Closed dehort closed 4 years ago
I think maybe I don't understand the problem this is solving. In an attempt to reproduce it, I did this in connection/base.py
:
async def hello(self):
- msg = self.receptor._say_hi().serialize()
- await self.conn.send(BridgeQueue.one(msg))
+ #msg = self.receptor._say_hi().serialize()
+ #await self.conn.send(BridgeQueue.one(msg))
+ return
I am testing this by running
receptor --node-id foo node --listen ws://127.0.0.1:1234
and then
receptor ping foo --peer ws://127.0.0.1:1234
in separate windows.
With current devel, I get the following result:
(graham-dev) [graham@fedora-dev ~]$ receptor ping foo --peer ws://127.0.0.1:1234
Connection timed out. Exiting.
With the PR, I get a different result:
(graham-dev) [graham@fedora-dev ~]$ receptor ping foo --peer ws://127.0.0.1:1234
Unclosed client session
client_session: <aiohttp.client.ClientSession object at 0x7f6a95010450>
ERROR 2020-05-04 12:54:45,506 ws ws.connect
Traceback (most recent call last):
File "/home/graham/git/receptor/receptor/connection/ws.py", line 67, in connec t
await worker.client(t)
File "/home/graham/git/receptor/receptor/connection/base.py", line 156, in cli ent
await self._wait_handshake()
File "/home/graham/git/receptor/receptor/connection/base.py", line 146, in _wa it_handshake
response = await self.buf.get(timeout=5.0)
File "/home/graham/git/receptor/receptor/messages/framed.py", line 291, in get
return await asyncio.wait_for(self.q.get(), timeout)
File "/usr/lib64/python3.7/asyncio/tasks.py", line 449, in wait_for
raise futures.TimeoutError()
concurrent.futures._base.TimeoutError
Connection timed out. Exiting.
I have not been able to reproduce any case where the client hangs forever. What steps are you using to produce this result?
@ghjm I think what you are seeing is that the timeout is getting handled by the entrypoints::run_oneshot_command() method. I believe I can reproduce the issue using your code changes above by connecting to the misbehaving server as a regular node.
python -m receptor --debug -d /tmp/node-foo2 --node-id foo2 -d /tmp/node-foo2 node --peer ws://127.0.0.1:1234
Yeah, I didn't really like hard coding the timeout like that but I dont see where the configuration is getting passed into the connection module. I guess I could get access to the config object via the receptor object? Is that the right approach here?
I'm actually still struggling to reproduce the issue using the receptor's server logic, but I found an easier way to reproduce the client hanging issue....just use netcat as the server.

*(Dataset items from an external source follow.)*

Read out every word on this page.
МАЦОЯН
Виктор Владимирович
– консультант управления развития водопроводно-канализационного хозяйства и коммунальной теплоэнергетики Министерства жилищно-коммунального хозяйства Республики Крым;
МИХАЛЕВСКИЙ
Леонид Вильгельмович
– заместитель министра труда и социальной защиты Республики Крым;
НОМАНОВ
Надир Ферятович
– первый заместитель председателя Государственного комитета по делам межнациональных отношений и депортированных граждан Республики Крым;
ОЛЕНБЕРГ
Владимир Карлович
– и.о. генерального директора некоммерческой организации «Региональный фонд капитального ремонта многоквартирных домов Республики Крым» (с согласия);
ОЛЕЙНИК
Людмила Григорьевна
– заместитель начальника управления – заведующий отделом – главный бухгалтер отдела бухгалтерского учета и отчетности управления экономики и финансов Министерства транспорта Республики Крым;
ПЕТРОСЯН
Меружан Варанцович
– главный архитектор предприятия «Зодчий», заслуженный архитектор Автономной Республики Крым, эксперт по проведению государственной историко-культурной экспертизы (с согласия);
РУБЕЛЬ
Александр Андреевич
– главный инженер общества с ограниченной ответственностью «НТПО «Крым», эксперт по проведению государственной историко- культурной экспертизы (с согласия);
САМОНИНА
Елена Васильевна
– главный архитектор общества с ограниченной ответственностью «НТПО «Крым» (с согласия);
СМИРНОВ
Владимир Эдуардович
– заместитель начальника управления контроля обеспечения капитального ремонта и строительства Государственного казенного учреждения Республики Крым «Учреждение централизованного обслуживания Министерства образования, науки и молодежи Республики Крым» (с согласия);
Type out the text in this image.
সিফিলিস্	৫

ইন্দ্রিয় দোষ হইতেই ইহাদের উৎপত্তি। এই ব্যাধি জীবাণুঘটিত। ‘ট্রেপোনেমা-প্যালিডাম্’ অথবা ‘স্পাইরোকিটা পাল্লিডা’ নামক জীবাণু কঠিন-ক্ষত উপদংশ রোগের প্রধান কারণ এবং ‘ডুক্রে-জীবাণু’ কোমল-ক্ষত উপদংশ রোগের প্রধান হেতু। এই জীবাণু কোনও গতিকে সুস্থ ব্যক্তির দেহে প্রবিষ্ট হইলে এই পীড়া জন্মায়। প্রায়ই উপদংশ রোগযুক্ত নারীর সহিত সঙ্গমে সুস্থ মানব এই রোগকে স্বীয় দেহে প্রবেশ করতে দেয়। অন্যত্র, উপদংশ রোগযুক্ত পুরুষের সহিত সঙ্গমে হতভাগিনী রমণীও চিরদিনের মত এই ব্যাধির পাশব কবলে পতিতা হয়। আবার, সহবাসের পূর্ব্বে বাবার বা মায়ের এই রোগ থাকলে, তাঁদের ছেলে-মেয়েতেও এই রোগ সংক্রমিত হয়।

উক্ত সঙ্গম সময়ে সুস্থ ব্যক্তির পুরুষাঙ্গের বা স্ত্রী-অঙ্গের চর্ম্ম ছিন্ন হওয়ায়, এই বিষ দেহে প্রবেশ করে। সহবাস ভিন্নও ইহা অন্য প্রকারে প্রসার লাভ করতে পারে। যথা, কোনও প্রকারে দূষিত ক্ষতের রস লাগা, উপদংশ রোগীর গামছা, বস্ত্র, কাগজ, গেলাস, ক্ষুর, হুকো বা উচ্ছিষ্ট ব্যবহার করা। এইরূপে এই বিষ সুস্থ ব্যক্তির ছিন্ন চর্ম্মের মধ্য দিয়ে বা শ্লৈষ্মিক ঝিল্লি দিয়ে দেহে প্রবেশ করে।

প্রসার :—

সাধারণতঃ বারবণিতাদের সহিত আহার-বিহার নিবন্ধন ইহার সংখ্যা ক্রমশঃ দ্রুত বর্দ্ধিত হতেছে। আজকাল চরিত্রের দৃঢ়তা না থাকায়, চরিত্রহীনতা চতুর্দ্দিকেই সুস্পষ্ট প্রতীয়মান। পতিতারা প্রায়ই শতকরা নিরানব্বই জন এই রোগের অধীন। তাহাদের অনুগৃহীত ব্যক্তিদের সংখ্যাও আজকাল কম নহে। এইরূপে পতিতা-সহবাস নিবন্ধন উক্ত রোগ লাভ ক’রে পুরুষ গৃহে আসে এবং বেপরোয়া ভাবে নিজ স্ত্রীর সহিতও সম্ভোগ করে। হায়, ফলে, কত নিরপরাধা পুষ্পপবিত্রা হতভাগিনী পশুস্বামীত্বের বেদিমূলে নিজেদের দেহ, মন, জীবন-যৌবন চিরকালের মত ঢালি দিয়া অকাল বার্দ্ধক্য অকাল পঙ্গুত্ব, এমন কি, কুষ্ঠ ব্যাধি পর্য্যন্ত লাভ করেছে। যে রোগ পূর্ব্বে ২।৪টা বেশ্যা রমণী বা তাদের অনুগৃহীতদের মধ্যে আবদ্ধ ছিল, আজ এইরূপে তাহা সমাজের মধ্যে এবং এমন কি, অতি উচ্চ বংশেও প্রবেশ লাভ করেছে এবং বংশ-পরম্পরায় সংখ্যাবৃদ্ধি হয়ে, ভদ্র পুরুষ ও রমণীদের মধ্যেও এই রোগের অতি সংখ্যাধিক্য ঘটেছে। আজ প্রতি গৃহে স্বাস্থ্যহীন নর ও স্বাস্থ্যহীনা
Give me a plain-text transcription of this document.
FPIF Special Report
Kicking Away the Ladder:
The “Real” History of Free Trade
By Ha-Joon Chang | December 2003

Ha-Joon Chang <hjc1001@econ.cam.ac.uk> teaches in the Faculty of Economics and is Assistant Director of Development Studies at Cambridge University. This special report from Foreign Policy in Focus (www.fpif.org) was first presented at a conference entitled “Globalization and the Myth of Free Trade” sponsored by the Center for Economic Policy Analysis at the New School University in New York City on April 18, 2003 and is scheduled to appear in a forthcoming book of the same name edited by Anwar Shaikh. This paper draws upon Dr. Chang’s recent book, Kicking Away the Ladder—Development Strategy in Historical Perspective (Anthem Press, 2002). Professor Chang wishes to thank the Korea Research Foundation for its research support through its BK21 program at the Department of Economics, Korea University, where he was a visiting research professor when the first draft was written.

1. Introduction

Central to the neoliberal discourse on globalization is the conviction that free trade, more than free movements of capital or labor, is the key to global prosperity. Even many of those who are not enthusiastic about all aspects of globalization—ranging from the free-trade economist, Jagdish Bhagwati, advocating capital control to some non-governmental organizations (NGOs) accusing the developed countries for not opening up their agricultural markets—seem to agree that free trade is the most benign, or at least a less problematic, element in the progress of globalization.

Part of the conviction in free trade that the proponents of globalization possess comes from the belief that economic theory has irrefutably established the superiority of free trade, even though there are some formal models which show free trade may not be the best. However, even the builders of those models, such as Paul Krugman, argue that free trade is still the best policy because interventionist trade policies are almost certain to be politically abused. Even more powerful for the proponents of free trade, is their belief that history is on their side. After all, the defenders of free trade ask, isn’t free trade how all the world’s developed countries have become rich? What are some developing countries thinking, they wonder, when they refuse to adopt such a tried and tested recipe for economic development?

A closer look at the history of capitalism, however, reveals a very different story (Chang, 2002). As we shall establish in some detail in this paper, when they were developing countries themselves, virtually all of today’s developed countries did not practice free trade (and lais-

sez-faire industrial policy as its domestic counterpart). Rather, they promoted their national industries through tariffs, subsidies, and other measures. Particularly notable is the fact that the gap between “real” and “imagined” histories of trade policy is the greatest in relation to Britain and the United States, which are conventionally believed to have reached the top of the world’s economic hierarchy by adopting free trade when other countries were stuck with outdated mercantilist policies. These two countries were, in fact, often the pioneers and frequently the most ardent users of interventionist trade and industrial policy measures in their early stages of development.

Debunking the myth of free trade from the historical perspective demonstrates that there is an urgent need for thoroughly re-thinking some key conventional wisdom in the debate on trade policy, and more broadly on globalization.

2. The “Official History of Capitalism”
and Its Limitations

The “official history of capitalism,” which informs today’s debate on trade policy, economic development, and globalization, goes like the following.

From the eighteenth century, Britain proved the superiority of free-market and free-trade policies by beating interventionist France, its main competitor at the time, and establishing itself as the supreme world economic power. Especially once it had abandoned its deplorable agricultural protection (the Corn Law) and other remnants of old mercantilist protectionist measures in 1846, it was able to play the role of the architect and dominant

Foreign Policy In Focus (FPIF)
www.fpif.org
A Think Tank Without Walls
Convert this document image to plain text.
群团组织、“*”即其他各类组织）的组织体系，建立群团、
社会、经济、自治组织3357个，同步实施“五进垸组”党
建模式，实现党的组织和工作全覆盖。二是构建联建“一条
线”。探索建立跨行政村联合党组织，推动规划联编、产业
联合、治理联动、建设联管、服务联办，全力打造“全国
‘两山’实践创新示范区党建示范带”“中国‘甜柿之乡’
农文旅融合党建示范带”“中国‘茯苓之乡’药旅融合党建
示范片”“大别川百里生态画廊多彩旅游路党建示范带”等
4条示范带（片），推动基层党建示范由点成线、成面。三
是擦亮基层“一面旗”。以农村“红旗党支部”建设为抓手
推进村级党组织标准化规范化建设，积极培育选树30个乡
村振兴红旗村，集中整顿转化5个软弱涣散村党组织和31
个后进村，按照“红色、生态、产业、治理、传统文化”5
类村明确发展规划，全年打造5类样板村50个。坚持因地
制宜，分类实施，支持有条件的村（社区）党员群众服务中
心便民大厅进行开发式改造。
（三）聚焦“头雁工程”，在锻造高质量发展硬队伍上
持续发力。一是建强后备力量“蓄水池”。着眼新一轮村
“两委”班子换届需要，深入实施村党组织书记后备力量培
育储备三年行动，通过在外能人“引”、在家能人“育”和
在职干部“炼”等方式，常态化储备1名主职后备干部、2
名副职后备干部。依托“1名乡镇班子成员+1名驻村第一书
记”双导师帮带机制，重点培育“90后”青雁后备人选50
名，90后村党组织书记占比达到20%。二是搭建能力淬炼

Start a misbehaving server:
nc -l 1234
Start a node:
python -m receptor --debug -d /tmp/node-foo2 --node-id foo2 -d /tmp/node-foo2 node --peer rnp://127.0.0.1:1234
The client will hang indefinitely. Killing the netcat process will not cause the client to recover.
I think hardcoding a value of 20 seconds is good enough to be getting on with. We have a lot of hardcoded values that need to be configurable, and probably also need to make significant changes to config.py
in the future.
recheck
This is a potential fix for Issue #199.
I looked at adding timeout=x and read_timeout=x to the ws_client() call. These parameters do cause a timeout exception to be raised but its not clear to me how to propagate the Timeout exception from the read_task coroutine to the _wait_handshake() method (I believe the exception would have to be placed in the buffer?). Using those parameters also appear to cause the normal socket reading logic to receive a timeout as the coroutine just blocks indefinitely waiting on data to be read from the socket.
This approach is the most surgical approach that I can come up with. Let me know if there is a better approach.